While I was still teaching, I spent several summers living in a 15th-century building on the grounds of St. John's College in Oxford, England. Oliver Cromwell had a long-standing connection to that college, and his ghost was said to haunt the building in which the library was located. College legend insisted that at night Cromwell's ghost used his severed head to go bowling in the attic above the library. Both students and faculty reported hearing the rattling as the head rolled across the attic floor. Did I ever see or hear Cromwell? No, but to be fair, the dragon-lady librarian had quit allowing anyone in the library at night. But did I believe the stories? Sure. Why not? Certainly something of his spirit lingered in those ancient halls. When my research interests switched to America's Civil War and coastal South Carolina, I discovered that I had landed in another hotbed of ghosts and ghost stories.
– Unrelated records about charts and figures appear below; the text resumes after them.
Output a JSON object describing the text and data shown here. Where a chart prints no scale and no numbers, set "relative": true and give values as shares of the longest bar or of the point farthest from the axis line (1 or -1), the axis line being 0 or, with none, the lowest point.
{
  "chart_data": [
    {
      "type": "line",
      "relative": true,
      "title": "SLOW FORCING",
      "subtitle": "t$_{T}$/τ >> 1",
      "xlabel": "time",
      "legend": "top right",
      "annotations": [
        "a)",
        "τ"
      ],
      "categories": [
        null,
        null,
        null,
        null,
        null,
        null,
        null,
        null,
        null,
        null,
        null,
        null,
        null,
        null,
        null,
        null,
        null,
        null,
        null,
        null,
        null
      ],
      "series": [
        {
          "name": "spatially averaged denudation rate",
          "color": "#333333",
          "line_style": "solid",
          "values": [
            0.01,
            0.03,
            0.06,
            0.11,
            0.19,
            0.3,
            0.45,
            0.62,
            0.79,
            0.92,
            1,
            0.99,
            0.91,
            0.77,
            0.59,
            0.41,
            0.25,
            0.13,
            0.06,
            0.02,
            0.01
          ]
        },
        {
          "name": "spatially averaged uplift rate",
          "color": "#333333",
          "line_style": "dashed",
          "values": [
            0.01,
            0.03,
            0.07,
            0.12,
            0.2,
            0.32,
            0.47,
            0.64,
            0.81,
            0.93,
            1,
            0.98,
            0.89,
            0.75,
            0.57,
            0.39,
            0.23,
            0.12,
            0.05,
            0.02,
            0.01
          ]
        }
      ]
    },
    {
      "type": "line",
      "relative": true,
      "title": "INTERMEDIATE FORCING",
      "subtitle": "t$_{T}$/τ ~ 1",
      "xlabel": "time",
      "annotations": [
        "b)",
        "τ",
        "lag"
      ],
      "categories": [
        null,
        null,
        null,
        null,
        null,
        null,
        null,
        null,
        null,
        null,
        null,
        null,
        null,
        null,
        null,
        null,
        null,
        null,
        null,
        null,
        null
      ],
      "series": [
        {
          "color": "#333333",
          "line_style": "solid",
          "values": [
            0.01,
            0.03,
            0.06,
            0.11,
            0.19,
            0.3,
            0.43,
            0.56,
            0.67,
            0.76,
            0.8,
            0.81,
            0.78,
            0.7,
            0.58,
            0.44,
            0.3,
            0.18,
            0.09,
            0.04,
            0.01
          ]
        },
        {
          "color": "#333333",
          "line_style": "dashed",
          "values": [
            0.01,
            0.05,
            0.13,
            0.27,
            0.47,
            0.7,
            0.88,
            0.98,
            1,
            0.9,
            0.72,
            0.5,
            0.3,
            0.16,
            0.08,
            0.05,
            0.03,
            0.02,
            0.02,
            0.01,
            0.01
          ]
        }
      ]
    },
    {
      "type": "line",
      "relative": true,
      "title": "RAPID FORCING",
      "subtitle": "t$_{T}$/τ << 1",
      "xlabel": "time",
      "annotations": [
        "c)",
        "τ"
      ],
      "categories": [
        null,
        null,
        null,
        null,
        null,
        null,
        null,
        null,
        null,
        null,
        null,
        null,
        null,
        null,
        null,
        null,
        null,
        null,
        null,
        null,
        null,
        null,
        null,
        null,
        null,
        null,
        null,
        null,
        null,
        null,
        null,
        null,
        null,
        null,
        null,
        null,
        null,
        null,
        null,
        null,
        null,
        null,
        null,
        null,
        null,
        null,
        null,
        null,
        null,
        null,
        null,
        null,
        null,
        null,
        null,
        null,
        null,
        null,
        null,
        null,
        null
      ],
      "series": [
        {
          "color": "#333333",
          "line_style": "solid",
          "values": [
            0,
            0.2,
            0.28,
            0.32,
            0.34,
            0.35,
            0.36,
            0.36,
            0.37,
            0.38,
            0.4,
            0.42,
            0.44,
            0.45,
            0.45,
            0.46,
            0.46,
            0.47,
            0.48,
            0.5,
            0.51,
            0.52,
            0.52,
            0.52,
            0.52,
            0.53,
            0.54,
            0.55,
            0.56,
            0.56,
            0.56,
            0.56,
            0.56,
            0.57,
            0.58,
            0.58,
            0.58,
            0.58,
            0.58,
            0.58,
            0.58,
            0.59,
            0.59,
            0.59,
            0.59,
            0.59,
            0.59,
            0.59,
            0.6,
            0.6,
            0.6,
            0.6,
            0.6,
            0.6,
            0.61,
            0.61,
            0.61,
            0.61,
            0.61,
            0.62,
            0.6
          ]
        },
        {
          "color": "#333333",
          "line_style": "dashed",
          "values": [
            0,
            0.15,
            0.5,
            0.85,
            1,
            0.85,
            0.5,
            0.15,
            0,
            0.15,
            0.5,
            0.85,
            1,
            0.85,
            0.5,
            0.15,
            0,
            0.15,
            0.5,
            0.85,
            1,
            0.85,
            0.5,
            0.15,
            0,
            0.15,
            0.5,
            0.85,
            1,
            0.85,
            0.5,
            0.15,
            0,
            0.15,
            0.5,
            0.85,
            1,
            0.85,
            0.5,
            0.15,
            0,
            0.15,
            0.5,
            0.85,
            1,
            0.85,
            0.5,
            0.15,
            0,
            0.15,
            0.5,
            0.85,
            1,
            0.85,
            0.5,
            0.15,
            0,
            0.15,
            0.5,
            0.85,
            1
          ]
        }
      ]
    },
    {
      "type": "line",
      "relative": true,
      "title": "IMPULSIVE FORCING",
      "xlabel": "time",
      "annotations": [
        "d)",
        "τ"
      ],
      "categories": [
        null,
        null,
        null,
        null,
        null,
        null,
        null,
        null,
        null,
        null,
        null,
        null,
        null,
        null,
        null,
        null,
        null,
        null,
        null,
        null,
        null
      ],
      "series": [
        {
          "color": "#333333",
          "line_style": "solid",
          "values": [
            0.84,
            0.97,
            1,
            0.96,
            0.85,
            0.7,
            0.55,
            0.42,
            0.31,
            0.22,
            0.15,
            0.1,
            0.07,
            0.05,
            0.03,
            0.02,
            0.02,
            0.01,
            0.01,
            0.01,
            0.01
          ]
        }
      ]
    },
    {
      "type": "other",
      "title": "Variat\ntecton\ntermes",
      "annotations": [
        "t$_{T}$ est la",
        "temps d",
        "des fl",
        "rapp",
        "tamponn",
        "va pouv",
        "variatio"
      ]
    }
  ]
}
 An old woman, Zoe St. Amand, haunts Poogan's Porch, a delightful
Charleston restaurant on Queen Street. She and her sister lived in the
house where the restaurant is now located, but when her sister died, Zoe went mad and roamed the house
calling for her sister. She eventually had to be committed to a care
facility but "never really left the house", so the legend says
More than one waitress has met her. One declared that when she was there late at night working on the books and singing to herself, Zoe would come up behind her and sing along with her.
It's easy to understand why
servers who have heard the story believe they see her now and then.
But
when a tourist, entirely new to Charleston, looks out his window in the
Mills House Hotel, sees this old woman waving from an upstairs window
just across the street, and calls police to report that a woman is being
held captive at Poogan's Porch -- then even doubters begin to believe.
Here's the view from the Mills House on a spooky night. What do you
think? Can Zoe still be hunting her dead sister? Or is he whole thing a
publicity stunt to attract customers?